We acknowledge reviewer # 1 for their useful comments, which helped to improve the quality of the manuscript.

  • Comment. Unfortunately, the study raises more questions than answers are given. Zinc seems to be important - but do children really take (in-)sufficient amounts?

Author’s Response: Thank you for your comment, we agree with them and we have included them as follows:

“This study makes it clear that there is insufficient information on zinc status in healthy children but even less in children with chronic diseases. Although in this study, the serum zinc levels only could indicate the zinc status of these patients, the intake of zinc in the diet helps us to know the high risk of zinc deficiency in patients with a lower zinc intake than recommended. It is vital to know whether children are really taking enough amounts of zinc. A likely response to this disturbing problem would be to recon-sider zinc intake recommendations on the one hand and promote zinc status assessments in the context of national health and nutrition surveys on the other.
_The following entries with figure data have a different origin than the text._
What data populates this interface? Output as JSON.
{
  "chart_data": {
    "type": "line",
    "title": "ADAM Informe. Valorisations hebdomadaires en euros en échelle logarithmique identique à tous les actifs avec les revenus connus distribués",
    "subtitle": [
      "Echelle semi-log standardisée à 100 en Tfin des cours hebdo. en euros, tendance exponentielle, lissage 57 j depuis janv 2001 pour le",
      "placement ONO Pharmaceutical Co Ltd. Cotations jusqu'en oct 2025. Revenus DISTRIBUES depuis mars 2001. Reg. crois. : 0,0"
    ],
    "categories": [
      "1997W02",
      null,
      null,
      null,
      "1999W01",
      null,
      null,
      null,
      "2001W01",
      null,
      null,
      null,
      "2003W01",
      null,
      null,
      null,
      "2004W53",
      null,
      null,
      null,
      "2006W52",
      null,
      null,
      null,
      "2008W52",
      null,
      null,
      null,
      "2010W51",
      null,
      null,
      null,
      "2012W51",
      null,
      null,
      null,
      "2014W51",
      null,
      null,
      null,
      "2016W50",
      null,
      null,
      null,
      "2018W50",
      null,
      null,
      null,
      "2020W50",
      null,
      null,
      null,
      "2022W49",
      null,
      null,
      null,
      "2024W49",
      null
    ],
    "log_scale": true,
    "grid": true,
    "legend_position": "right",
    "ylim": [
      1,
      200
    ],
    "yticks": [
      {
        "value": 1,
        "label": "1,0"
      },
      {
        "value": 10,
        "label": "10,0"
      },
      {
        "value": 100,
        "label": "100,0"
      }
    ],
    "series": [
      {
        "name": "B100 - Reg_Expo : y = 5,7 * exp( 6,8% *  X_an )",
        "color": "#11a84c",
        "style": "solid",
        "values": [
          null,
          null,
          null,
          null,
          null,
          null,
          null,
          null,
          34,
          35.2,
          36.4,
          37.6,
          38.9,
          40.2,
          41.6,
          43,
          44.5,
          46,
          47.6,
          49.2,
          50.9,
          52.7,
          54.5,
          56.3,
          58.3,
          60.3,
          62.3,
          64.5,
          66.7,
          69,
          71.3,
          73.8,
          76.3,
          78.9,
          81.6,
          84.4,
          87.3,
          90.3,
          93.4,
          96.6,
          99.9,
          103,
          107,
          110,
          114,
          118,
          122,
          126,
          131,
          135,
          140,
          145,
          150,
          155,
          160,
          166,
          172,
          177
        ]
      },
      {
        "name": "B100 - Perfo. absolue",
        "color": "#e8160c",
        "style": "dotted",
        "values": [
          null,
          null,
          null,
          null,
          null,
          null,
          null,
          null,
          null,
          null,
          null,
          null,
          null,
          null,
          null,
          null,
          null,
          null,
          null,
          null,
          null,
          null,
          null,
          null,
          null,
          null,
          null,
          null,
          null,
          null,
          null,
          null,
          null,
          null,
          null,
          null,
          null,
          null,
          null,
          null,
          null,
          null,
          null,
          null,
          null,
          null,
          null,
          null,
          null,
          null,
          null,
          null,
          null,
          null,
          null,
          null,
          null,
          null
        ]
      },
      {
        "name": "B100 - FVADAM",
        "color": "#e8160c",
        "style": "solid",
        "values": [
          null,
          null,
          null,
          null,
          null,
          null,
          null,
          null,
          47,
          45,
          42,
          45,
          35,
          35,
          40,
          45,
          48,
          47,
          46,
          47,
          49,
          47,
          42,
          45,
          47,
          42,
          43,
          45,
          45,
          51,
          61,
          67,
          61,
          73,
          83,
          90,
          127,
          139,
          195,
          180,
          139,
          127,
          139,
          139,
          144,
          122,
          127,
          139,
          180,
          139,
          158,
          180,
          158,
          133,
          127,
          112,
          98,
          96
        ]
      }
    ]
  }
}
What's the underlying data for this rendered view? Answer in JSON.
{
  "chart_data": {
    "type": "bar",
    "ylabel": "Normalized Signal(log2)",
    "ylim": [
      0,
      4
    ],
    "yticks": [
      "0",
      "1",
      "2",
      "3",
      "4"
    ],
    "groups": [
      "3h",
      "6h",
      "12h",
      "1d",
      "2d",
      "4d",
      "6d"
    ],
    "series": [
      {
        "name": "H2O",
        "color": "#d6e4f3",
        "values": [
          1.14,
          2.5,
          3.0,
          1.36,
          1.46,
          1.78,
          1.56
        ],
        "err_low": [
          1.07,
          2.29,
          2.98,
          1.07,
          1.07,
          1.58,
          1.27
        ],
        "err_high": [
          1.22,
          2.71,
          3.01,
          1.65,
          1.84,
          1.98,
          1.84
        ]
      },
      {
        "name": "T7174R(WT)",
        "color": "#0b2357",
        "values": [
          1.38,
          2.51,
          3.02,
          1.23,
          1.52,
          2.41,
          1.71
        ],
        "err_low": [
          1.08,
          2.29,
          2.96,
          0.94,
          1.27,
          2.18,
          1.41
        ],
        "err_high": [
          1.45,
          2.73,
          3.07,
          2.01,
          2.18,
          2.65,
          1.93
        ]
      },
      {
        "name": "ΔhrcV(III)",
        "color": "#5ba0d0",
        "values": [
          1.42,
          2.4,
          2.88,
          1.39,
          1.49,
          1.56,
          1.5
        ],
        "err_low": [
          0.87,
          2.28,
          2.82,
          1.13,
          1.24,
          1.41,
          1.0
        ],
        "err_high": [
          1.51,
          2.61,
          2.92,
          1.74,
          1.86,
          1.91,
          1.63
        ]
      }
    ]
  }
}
Considering all the highlights, these findings support the theoretical framework of this study. However, a limitation of the study is the small sample size, while its strengths include determining zinc nutritional status and the association between serum zinc levels and dietary zinc intake with other nutritional parameters. This study raises more questions, and the results support the need for a larger study to improve understanding of zinc in these patients, but also to determine the necessary amount required in case of its supplementation. We should consider the diagnosis of zinc nutritional status in primary health prevention since its routine evaluation in hospitals would allow its early detection and its treatment would reduce morbidity.” (Line 500-516).

Thank you for your contribution, we really appreciate the review made that enriches the presentation of this research work.